Sarah Beckett was remembered Sunday as a kind and caring soul who wanted to do more for her community after donning her RCMP uniform for the first time.

A crowd estimated at more than 1,000 people walked with candles in a silent procession along Goldstream Avenue on a mild night to honour the fallen West Shore RCMP constable.

With the crowd of friends, colleagues and supportive community members packed tightly around the cenotaph in Veteran's Memorial Park, Beckett's colleague, Cpl. Scott Hilderley recalled first meeting Beckett when she was in high school at Spectrum Community School.

She had signed up for the Greater Victoria Police Camp, which put teens through their paces and gave them a taste of the physical and mental demands of police work. Afterward, Hilderley said, Beckett told him, "This is what I want to do."

He connected with her upon her graduation from RCMP Depot a couple years later, when she told him that her dream had come true. Sent to Port McNeill for her first assignment, she contacted Hilderley later to say she "wanted to do more;" she wanted to not only work to catch criminals but work to help people find the good in themselves.

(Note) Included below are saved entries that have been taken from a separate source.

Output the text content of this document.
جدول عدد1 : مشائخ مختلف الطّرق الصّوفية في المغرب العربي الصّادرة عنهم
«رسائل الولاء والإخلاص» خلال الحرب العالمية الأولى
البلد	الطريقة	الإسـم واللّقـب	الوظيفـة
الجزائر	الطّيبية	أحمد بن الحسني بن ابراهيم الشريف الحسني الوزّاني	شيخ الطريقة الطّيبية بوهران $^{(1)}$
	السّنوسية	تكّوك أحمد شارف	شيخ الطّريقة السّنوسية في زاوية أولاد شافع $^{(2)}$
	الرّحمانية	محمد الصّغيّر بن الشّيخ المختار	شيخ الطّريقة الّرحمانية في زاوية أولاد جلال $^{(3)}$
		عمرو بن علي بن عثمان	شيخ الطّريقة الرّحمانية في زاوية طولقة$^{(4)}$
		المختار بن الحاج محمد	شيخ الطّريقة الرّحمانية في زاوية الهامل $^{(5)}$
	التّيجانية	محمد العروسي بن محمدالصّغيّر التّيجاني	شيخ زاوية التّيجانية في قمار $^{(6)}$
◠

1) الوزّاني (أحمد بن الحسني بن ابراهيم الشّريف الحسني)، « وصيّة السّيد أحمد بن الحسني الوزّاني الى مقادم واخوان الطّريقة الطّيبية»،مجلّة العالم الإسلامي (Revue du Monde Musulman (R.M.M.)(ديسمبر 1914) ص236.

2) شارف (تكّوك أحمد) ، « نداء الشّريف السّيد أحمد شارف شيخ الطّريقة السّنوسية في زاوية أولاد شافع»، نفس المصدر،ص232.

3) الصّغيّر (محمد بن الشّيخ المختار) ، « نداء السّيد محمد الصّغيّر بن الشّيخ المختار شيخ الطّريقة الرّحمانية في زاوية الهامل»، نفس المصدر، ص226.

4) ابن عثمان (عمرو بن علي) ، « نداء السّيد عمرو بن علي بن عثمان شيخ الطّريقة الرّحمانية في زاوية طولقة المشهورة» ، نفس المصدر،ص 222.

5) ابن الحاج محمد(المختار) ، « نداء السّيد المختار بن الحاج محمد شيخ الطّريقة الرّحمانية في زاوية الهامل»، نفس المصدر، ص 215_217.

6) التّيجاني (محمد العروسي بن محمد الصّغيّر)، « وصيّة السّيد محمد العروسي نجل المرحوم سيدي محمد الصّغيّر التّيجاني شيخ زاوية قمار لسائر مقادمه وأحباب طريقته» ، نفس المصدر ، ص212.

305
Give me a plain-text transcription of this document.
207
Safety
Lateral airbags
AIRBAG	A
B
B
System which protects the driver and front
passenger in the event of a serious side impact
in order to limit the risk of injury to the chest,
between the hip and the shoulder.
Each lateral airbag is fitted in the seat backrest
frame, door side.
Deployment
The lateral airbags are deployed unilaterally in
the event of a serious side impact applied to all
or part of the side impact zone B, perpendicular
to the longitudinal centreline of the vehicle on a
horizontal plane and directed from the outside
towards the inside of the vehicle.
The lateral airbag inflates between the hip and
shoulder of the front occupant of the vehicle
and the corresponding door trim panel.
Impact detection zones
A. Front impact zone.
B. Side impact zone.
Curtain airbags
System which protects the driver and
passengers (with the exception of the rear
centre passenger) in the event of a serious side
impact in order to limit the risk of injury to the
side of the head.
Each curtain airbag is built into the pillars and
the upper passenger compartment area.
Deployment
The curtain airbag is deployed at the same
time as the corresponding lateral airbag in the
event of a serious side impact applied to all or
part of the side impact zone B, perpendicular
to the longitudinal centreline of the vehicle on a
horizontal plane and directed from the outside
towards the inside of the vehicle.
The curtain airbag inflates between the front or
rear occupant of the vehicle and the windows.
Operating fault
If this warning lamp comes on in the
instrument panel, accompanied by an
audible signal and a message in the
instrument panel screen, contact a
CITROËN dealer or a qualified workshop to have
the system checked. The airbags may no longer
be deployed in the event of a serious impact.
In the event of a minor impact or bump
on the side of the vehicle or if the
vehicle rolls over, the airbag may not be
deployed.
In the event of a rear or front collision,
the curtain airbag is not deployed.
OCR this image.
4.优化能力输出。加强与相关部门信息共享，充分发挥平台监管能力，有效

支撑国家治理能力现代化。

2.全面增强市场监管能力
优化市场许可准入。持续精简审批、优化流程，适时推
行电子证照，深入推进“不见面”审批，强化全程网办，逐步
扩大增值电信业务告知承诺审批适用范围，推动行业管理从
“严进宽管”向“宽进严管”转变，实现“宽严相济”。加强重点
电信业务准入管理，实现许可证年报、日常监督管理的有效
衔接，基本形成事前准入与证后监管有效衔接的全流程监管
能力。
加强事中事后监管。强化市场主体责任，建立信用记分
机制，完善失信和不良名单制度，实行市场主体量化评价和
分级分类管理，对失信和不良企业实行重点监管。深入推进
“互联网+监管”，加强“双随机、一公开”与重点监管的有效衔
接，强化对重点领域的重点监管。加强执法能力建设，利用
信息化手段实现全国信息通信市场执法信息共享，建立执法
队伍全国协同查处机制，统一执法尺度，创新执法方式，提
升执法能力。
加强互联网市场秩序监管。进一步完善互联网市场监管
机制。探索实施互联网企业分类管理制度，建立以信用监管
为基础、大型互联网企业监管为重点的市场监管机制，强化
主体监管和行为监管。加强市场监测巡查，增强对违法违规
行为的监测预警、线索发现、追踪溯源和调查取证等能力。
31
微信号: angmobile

That led her to learn to be a DARE program (Drug Abuse Resistance Education) facilitator with the RCMP and through that work she was able to give back even more, Hilderley said, and touch the lives of young people in her communities.

The sombre ceremony at the park, hosted by event organizer Ryan Carveth, also included a performance of the Sarah McLachlan song "Angel" by Stephanie Greaves, accompanied by Jann Arden keyboardist Darcy Phillips; and words of support from Janelle Breese Biagoni, whose police officer husband, Gerald Breese, was killed in a motorcycle crash while on active duty.

Terri Smith of Highlands was among those who attended. Having found Carveth's posting on Facebook that day, she decided to come down and join the community in this healing event.

"I felt it was just important to show my feelings and also to support the people that have to go on," she said, "the police officers that have to carry on and do their jobs. This is my neighbourhood and I wanted to be here to show solidarity."

Beckett's official memorial service is scheduled for 2 p.m. Tuesday at The Q Centre. A parade of an estimated 4,000 police and other emergency responders is scheduled to march up Island Highway from Wilfert Road near the Great Canadian Casino, to the arena starting at 1 p.m.